Workforces are changing. Diversity initiatives and the empirical data behind them have helped companies better understand and pursue a more inclusive work environment. One organization spearheading this effort is DiversityInc. Since 2001, DiversityInc has hosted its annual Top 50 Competition, which recognizes companies for making strides on their inclusivity and leadership accountability.
DiversityInc CEO Carolynn Johnson was on the Wharton campus to give a talk to students as part of Assist. Prof. Stephanie Creary‘s “Leading Diversity@Wharton” lecture series. Carolynn stopped into the Wharton Business Daily studio before her talk to discuss the future of diversity in the workplace with Al Gardner, who was filling as host.
1. Diversity is not just about morals — it’s also about profitability.
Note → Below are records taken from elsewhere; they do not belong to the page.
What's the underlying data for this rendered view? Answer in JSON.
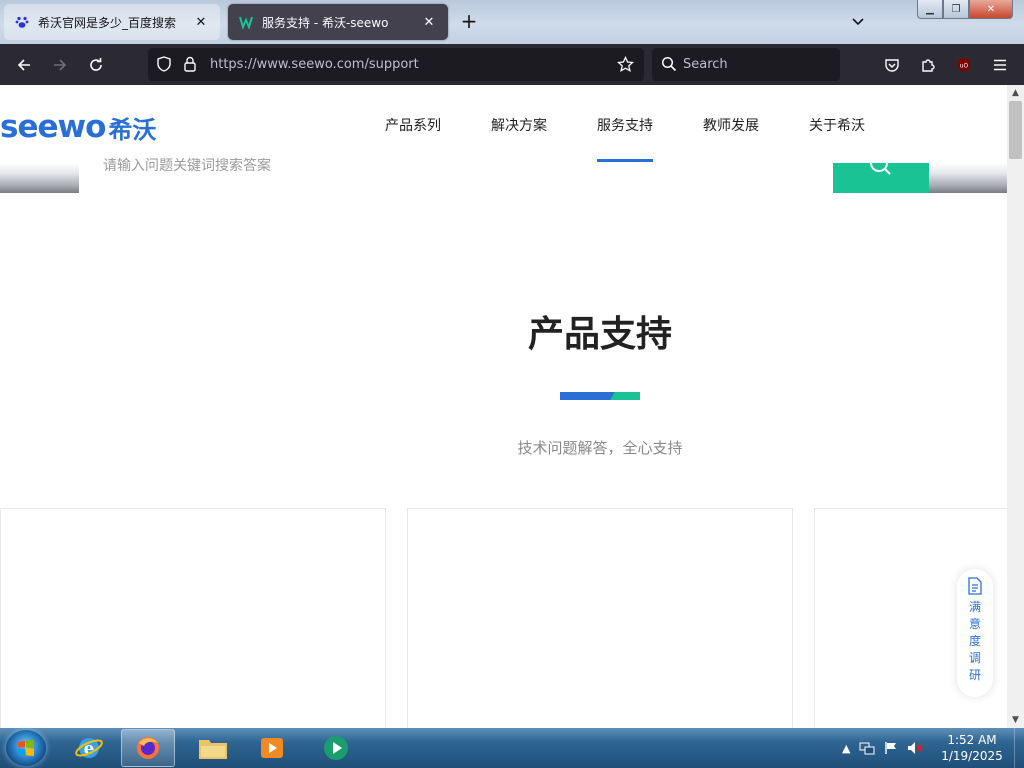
{
  "browser": {
    "tabs": [
      {
        "title": "希沃官网是多少_百度搜索",
        "favicon": "baidu-paw-icon",
        "active": false
      },
      {
        "title": "服务支持 - 希沃-seewo",
        "favicon": "seewo-icon",
        "active": true
      }
    ],
    "url": "https://www.seewo.com/support",
    "search_placeholder": "Search"
  },
  "site": {
    "logo_en": "seewo",
    "logo_cn": "希沃",
    "nav": [
      "产品系列",
      "解决方案",
      "服务支持",
      "教师发展",
      "关于希沃"
    ],
    "active_nav": "服务支持",
    "search_hint": "请输入问题关键词搜索答案",
    "section_title": "产品支持",
    "section_subtitle": "技术问题解答，全心支持",
    "survey_label": [
      "满",
      "意",
      "度",
      "调",
      "研"
    ]
  },
  "taskbar": {
    "time": "1:52 AM",
    "date": "1/19/2025"
  },
  "colors": {
    "brand_blue": "#2a6fd6",
    "brand_green": "#19c394",
    "toolbar": "#2b2a33"
  }
}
“(Working to make your workforce more diverse) is the profitable thing to do. It’s the competitive thing to do. We don’t have CEOs talking about this. We don’t have companies giving us their data because it’s warm and fuzzy. There are a lot of organizations that have connected better business return-on-investment to proper diversity and inclusion strategy. So, this is about profitability. This is not about the happy, nice, warm and fuzzy thing to do.”
2. More people are using diversity measures to aid their job search.
“It is not just about people in the workforce now. It’s about people who are paying for college, taking out those loans, and working on going on to the next stage of their life. I want them to (think about the best place to work) for them – not because a company is recruiting them heavily and has people on campus all the time. But (instead ask) ‘Is this best for you? Will you get the opportunity to compete fairly by going to work at these companies?’ That’s what the other side of this is.”
3. Representation should exist at all levels of management.
“We are actually for the first time, in 2020, looking at the makeup of the board of directors. There was a time when people would say, ‘We have women’ or ‘We have different races.’ Okay, but now we’re taking it a step further. What committees are those board members on? Are they on compensation or audit committees? What power on that board do they actually have, or are they simply there to be the gender or ethnic diversity on your board?”
“You’ll make sure that your board has proper representation of what you want your company to look like – which is really what the United States right now looks like – if you’re managing this appropriately.”
4. The most effective diversity initiatives focus on the long game.
“That’s why competing (in the DiversityInc Top 50 competition) year over year is important. Because you can separate the organizations that look at this purely as a PR effort versus a true business imperative. That’s why I believe when you talk about the impact that DiversityInc’s had on this space over the past 20 years. We’ve gotten people a lot more comfortable and used to being measured.”
5. Always be willing to learn.
“You have to have an appetite to understand. (You have to be) willing to hear it and not be offended by it. I think that’s the start of it. It all begins with who you have around you.”
“You’ll make sure that your executive leadership team are people who will come to you and share perspectives that you might not have or perspectives that you never even thought about. But you also have to make sure that you are honest enough with yourself to say ‘I don’t know’ and you have to be well-read. There’s more than enough research out there, so that the answer of ‘I don’t know,’ is not acceptable.”